Diocese of Paranoia
A 30Days reader from the former colonies writes to bewail his difficulty in planning his holidays. Like all good 30Days folk, he naturally wished to plan his tour of England’s South Coast around the worship of Almighty God, and so he visited a diocesan website in order to identify suitable churches where he might attend Divine Service. Helpfully, the website told him: ‘Searches of the diocese’s directory data from this page and links/boxes on results pages are logged. We log your numeric IP address, the country in which this is located, the software you are using to search our data, the page on which you entered your search terms and what they were. Data Protection legislation means that personal data from the diocesan directory is only available to users located within the European Economic Area. Some ISPs disguise the country an IP address is located in. All AOL users, for example, appear to be located in the continental United States. We cannot circumvent this misinformation, and have to assume that the location is correct. In cases identified as being outside the EEA, we will not disclose personal data.’ More helpfully, 30Days was able to redirect him from the Chichester Diocesan website to that of Forward in Faith.
Diocese of Toytown
30Days readers will be heartened to know that clerical scholarship of the highest order is still promoted in the Diocese of Oxford. ‘Portfolio’ – the Diocese’s compulsory post-ordination training ‘for growing in faith and ministry’ makes onerous demands, as its website makes clear: ‘What can go in a portfolio? Anything that demonstrates what you know and what you can do… But one of our most important principles is that you can use evidence of any kind. This means you can play to your strengths – for example, to demonstrate your understanding of a passage in the Bible you could write an essay, or preach a sermon, or design a housegroup session, or perhaps draw a picture, or do all kinds of other things. We like to encourage creativity!’ 30Days readers may be forgiven for thinking that childish things would have been put away at this stage; but as most dioceses have an equivalent Noddy course for the great cohort of the cerebrally challenged in ‘training’ these days, perhaps it’s entirely consistent.
Value for money
Can you believe that Members of Parliament received expenses and allowances in 2004-05 averaging £122,677 each? A scandalous waste of public money? Of course not. Or so at least would bishops probably argue. In the same year, their costs, not including stipends, averaged £125,663. (We have included the cost of maintaining palaces and castles in this on the grounds that MPs can claim for a second home in London.) Perhaps it is little wonder then that in the late Nineties the Church Commissioners threatened legal action against New Directions if it dared to publish a leaked copy of the 1996 expenses which were then not in the public domain?
Rum Folk
Melissa Hutchings, the Director of Communications for the Diocese of London recently emailed the clergy of the diocese thus: ‘A man called Marcus – white with dark, spiky hair (but fairly long on top), smartly dressed, quite tall and well spoken – approached one of the female priests after a Sunday morning service at St Martin-in-the-Fields in August and was verbally abusive, at length. His message was that all women priests are arrogant, self-serving, ambitious and utterly regardless of all those they have hurt by the fact of their ordination and the lives they have destroyed. He has never met one who disproves his theory. He says that he is the son of a vicar and his father left the Church of England because of women priests, thus destroying the family. The priest in question sought to respond to his statements peacably and without engaging in any real discussion, but Marcus was undeterred in getting his message across.’ The story continued in much the same vein and concluded: ‘He’s vitriolic, verbally very aggressive, and can be quite intimidating… Marcus at one point alluded to himself as having mental health issues and said that Westminster Cathedral were very kind to him recently because of this. He is, however, clearly sufficiently self-aware to know the effect he is having on people and to deliberately continue to achieve it. He appears not to be interested in listening to anyone else, but simply looks for openings to express his view, and does so vociferously to anyone who will listen.’
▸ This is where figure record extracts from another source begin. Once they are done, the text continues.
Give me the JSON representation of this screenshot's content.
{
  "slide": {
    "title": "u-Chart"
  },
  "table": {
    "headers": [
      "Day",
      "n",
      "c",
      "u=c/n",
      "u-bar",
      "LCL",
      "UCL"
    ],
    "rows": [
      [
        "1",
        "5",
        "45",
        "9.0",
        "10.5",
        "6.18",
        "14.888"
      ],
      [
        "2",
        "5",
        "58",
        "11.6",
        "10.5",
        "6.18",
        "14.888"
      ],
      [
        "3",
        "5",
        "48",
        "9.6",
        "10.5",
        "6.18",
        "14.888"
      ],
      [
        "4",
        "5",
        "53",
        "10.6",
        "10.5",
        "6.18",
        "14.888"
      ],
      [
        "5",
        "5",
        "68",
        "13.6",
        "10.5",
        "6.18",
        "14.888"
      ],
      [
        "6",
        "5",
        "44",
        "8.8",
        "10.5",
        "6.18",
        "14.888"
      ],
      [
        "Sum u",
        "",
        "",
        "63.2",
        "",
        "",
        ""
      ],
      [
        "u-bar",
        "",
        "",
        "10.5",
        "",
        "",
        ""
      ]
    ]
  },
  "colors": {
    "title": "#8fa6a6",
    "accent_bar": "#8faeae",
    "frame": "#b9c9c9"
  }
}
All of which prompted this reply from a priest of the diocese: ‘Thank you for the warnings about rum folk. I am sorry to hear that Marcus is unbalanced. I agreed with most of what he said.’
Space News
The Diocese of Manchester is advertising a course of six sessions of Continuing Ministerial Education next year which promises: ‘Space for disagreement, exploration, and even heresy!’ What can they mean?
Vacant Situations
Bradford Cathedral’s recent advertisement for two new Residentiary Canons naturally caught the eye of 30Days; ‘New Ways of Being Cathedral’ screamed the message in the church press. A visit to the cathedral website left us none the wiser as to what this guff might mean, so we turned our attention to the post of Archbishop of Canterbury’s Secretary for Public Affairs. The idea of being the ‘key co-ordinator and interpreter of advice to the Archbishop…working with the other senior Offices of State, politics, business, education, the media and voluntary organizations within and outside the church’ sounded terribly appealing, until we spotted that Lambeth Palace expects to appoint someone at an annual pittance of only £70,000. 30Days simply does not come that cheap.
Words, words, words.
Many thanks to the 30Days reader who pointed out that, with no less than 30,879 words, the 2004 Report of the Archbishops’ Council was some 552 times more wordy than the Lord’s Prayer.